The first research question examined cross-sectional differences and longitudinal changes in cognitive performance based on the presence mild behavioral impairment (MBI), or the late-life onset of neuropsychiatric symptoms. Cognition was examined in over 17,000 participants through a battery of neuropsychological tasks that assessed one’s attention, episodic memory, executive function, language, visuospatial ability, and processing speed. Results indicated that older adults with MBI, regardless of whether they were cognitively healthy or diagnosed with Mild Cognitive Impairment (MCI), performed significantly worse at baseline on all tasks of cognition and exhibited greater longitudinal declines on tasks of episodic memory, language, and processing speed. Specifically, cognitively healthy older adults with MBI performed significantly worse on tasks of processing speed across time, and older adults with mild cognitive impairment (MCI) and MBI performed significantly worse on executive function, visuospatial ability, and processing tasks across time. Overall, MBI was related to poorer cognitive performance cross-sectionally and longitudinally.

For the second research question, the interaction between volumes of various brain regions and MBI and performance on cognitive tasks was evaluated. The brain regions examined in almost 2,000 participants included total brain gray matter, total brain white matter, total cerebrum brain, total cerebrum gray matter, total cerebrum white matter, frontal lobe, parietal lobe, temporal lobe, occipital lobe, hippocampal, parahippocampal, entorhinal cortex, caudal anterior cingulate cortex, and rostral anterior cingulate cortex volumes. There were significant differences in cognitive performance found based on one’s MBI and MCI status, as well as the volumes of a specific brain region. The results for these analyses indicated that cognitively healthy participants with MBI performed worse on attention tasks because of the volume of the rostral ACC. They also suggested that older adults with MCI, but no MBI performed worse on processing speed tasks due to total brain white matter and total cerebrum white matter volumes. These participants were also found to perform worse on executive function tasks due to total brain white matter volumes.

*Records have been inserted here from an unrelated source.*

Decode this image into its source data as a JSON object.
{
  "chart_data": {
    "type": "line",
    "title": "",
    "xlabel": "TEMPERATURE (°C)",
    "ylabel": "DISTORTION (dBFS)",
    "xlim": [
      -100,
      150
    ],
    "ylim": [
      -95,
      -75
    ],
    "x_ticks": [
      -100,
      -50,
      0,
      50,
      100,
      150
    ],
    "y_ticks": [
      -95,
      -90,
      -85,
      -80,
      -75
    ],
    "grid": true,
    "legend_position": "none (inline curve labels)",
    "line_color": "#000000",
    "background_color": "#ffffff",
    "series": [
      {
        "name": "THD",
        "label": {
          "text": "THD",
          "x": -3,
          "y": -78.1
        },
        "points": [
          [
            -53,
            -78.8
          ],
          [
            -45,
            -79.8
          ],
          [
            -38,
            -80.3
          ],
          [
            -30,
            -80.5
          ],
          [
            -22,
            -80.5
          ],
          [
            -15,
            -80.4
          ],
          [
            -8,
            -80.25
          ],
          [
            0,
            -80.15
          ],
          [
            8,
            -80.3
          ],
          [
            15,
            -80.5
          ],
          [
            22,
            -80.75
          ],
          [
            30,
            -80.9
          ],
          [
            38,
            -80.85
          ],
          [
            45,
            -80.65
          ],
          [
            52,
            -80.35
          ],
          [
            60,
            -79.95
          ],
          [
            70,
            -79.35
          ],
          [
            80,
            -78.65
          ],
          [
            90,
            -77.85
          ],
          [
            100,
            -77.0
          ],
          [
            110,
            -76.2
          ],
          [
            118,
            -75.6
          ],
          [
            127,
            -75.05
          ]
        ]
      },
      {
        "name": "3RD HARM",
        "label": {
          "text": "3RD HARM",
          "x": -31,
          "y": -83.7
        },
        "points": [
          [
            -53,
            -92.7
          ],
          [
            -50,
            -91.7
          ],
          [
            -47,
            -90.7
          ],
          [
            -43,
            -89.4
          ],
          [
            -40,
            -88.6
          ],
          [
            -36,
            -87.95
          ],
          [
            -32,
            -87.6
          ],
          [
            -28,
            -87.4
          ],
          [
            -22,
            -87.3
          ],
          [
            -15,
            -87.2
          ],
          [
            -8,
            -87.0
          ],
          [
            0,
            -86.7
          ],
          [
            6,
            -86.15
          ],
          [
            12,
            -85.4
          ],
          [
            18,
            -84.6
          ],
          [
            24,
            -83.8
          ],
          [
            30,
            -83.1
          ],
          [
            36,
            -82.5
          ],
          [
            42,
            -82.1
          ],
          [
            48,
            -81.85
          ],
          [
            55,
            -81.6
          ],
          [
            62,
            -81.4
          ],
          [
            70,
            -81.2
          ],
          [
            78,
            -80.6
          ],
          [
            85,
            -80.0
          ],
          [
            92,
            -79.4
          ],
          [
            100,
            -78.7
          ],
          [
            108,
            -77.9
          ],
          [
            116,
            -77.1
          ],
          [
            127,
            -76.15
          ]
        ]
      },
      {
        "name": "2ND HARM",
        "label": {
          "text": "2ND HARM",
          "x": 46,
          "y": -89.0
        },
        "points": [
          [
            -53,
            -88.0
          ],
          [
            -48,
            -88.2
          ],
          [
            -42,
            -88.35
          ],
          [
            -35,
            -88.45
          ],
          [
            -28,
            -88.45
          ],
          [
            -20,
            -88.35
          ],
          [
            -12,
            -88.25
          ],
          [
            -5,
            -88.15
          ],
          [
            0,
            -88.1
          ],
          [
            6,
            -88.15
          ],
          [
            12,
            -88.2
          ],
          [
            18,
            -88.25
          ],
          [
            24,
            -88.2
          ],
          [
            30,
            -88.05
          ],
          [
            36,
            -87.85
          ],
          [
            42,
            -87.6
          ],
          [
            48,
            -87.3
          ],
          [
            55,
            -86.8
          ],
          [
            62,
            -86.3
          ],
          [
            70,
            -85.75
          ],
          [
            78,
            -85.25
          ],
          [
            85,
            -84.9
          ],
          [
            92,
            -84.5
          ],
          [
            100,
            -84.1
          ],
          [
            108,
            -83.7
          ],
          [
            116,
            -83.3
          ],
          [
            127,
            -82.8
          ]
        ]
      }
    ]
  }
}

Finally, in the third research question, we examined risk for dementia, Alzheimer’s disease (AD), dementia with Lewy bodies (DLB), and frontotemporal dementia (FTD) based on one’s MBI and MCI status. Results of these analyses suggest that there is an increased risk for dementia, and each of the diagnoses, in people who have MBI. Further, participants who are cognitively healthy with MBI are at the greatest risk for FTD, where those with MCI and MBI are at the greatest risk DLB. In this research question we also examined how one’s lifestyle can influence risk. Here, we found that unhealthy lifestyles increase the risk for dementia and AD, but not for DLB or FTD.

Overall, the findings from this dissertation suggest that MBI significantly influences multiple aspects of cognition and increases the risk for dementia. Further, the results suggest that lifestyle plays an important role in risk for AD, but not DLB or FTD. Future research should continue to examine how MBI influences cognition over time, how MBI is related to various brain structures, and how each of these factors influences risk for dementia. Further, research should examine how identifying people with MBI could be utilized in practice to identify people in the prodromal stages of dementia. Finally, future research should examine interventions that could be utilized to improve one’s lifestyle in an attempt to mitigate risk for dementia.